Santa then leapt on the desk with a flourish,
and held out a liquid that swirled rather greenish:

"In this glass bottle a hangover cure -
drink 4 litres of scotch you'd still have room for more!
And this magic pencil when spun on this slate
will always find you the right discount rate!

This pass lets you skip to the front of the queue
when Productions is crowded and your pitchbooks are due
and to avoid CRG errors beyond the pale,
this serum increases attention to detail."

He gave a happy sigh and stroked his beard
but quickly continued as 4AM neared -
"...And last but not least, before the night is spent,
I'll cut bonus taxes by twenty percent."

Our analyst blinked back tears in disbelief
(for that very one issue had given him grief)
he felt quite inspired to make some resolutions
(although Santa warned him to have no illusions)

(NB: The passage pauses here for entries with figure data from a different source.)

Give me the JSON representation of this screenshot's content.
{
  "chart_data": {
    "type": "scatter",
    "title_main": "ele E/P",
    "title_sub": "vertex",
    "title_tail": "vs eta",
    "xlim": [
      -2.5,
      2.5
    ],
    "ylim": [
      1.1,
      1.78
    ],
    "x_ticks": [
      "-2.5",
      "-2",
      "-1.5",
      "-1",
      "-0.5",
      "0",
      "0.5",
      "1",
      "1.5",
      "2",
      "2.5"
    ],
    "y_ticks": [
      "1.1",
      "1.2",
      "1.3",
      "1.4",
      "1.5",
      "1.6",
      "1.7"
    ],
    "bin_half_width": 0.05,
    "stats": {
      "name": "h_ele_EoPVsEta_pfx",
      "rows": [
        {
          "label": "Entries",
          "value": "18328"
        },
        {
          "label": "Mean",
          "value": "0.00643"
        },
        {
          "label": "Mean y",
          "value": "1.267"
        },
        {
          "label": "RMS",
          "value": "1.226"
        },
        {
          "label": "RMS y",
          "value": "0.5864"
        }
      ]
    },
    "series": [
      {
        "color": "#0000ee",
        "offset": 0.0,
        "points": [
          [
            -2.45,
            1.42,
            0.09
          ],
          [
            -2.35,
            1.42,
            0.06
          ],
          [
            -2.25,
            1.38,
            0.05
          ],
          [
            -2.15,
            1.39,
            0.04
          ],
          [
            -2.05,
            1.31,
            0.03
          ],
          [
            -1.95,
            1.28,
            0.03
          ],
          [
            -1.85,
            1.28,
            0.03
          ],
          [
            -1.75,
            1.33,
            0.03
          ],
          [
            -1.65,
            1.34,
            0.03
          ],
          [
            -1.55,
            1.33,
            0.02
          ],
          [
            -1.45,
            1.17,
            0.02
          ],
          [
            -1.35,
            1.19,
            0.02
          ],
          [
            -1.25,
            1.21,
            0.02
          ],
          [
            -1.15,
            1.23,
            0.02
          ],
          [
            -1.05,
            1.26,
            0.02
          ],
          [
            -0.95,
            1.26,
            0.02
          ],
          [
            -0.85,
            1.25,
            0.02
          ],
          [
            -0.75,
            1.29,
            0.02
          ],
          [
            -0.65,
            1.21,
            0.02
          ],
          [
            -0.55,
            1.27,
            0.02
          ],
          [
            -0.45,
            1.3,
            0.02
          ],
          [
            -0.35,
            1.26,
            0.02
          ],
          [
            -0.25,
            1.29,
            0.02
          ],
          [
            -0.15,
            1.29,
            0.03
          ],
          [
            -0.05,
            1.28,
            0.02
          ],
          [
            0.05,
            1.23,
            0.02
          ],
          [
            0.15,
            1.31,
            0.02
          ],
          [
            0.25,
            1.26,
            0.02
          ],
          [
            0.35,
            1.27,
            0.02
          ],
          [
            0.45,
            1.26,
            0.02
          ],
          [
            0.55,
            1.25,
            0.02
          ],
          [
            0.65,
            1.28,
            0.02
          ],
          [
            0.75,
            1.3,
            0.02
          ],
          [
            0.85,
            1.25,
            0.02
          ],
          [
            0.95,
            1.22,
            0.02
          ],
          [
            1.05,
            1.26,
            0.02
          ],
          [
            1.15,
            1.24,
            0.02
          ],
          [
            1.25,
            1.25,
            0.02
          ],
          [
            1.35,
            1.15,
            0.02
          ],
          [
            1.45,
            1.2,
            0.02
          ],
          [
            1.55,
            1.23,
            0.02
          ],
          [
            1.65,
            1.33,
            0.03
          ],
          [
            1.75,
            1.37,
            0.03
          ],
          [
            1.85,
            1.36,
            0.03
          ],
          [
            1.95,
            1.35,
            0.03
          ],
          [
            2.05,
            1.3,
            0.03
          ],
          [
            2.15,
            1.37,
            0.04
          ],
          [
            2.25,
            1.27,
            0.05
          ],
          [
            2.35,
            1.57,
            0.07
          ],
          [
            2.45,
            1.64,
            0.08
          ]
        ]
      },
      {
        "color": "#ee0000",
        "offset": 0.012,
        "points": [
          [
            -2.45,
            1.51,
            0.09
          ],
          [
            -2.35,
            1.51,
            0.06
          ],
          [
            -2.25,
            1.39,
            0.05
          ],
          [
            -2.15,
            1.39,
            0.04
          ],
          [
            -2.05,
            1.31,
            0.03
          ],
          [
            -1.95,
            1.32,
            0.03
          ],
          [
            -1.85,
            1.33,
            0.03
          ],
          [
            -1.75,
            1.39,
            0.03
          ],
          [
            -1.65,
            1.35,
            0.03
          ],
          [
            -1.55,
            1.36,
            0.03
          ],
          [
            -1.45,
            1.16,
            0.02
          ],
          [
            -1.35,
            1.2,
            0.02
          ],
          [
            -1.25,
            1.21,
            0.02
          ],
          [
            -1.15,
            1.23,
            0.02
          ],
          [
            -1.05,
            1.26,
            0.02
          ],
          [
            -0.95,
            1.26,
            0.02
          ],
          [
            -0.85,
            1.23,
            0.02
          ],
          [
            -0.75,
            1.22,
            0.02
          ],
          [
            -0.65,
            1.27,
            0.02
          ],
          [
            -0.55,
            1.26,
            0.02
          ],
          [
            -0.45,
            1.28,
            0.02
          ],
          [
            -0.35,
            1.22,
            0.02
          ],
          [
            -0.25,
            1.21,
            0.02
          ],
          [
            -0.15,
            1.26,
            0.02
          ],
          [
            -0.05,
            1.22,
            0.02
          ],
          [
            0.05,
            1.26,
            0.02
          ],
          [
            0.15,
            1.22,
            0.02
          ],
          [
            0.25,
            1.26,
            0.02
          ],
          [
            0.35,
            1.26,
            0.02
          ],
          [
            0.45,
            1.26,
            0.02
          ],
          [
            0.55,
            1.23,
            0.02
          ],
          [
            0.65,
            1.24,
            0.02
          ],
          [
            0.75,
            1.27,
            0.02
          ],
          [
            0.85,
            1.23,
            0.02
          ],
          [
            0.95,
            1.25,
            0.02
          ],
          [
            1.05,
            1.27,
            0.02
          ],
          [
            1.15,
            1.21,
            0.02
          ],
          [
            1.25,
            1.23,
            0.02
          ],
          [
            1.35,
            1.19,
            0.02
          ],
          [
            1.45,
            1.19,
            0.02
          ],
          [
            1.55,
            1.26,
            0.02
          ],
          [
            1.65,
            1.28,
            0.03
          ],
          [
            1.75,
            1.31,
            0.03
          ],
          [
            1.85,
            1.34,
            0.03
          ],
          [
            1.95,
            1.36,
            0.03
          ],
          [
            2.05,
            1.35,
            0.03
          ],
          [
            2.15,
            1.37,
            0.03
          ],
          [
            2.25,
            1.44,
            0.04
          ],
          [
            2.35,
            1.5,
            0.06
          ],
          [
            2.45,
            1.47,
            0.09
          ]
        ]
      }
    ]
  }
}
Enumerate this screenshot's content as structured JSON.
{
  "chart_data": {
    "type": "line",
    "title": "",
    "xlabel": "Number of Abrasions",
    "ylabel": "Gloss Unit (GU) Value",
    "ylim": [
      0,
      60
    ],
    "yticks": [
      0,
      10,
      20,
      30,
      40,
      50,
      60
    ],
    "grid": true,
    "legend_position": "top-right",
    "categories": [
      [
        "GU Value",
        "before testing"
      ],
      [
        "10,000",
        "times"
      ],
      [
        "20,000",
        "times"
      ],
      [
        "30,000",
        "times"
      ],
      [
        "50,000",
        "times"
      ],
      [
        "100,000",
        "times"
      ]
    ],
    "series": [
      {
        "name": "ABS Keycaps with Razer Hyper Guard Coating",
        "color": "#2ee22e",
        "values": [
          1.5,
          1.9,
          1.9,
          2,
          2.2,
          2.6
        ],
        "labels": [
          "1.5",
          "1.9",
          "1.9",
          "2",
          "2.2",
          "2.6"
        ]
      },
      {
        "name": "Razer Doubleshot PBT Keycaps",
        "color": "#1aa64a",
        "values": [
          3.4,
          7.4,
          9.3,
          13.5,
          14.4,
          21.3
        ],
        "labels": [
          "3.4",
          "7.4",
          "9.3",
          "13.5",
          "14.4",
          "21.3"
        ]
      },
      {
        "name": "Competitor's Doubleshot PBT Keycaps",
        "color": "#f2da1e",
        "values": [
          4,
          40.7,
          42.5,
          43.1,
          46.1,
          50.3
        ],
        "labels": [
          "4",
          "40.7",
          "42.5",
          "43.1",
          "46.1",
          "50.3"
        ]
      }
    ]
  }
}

"I'll visit clients from Nice to Dusseldorf!
I'll price bonds and not be a basis point off!"
Santa smiled with approval and slicked back his hair
while neatly adjusting his red pocket square -

"Well, I've to start heading down to Canary Wharf,
Said I'll help prep that place so I'd better be off.
The next time you're tired or weak in the knees,
remember - This Is The Place You Need To Be."

Our analyst gratefully shook Santa's hand
for he now had great gifts and a new career plan!
With that, Santa climbed back on his sleigh with a nod
saying
"Merry Christmas - May you have more money than God!"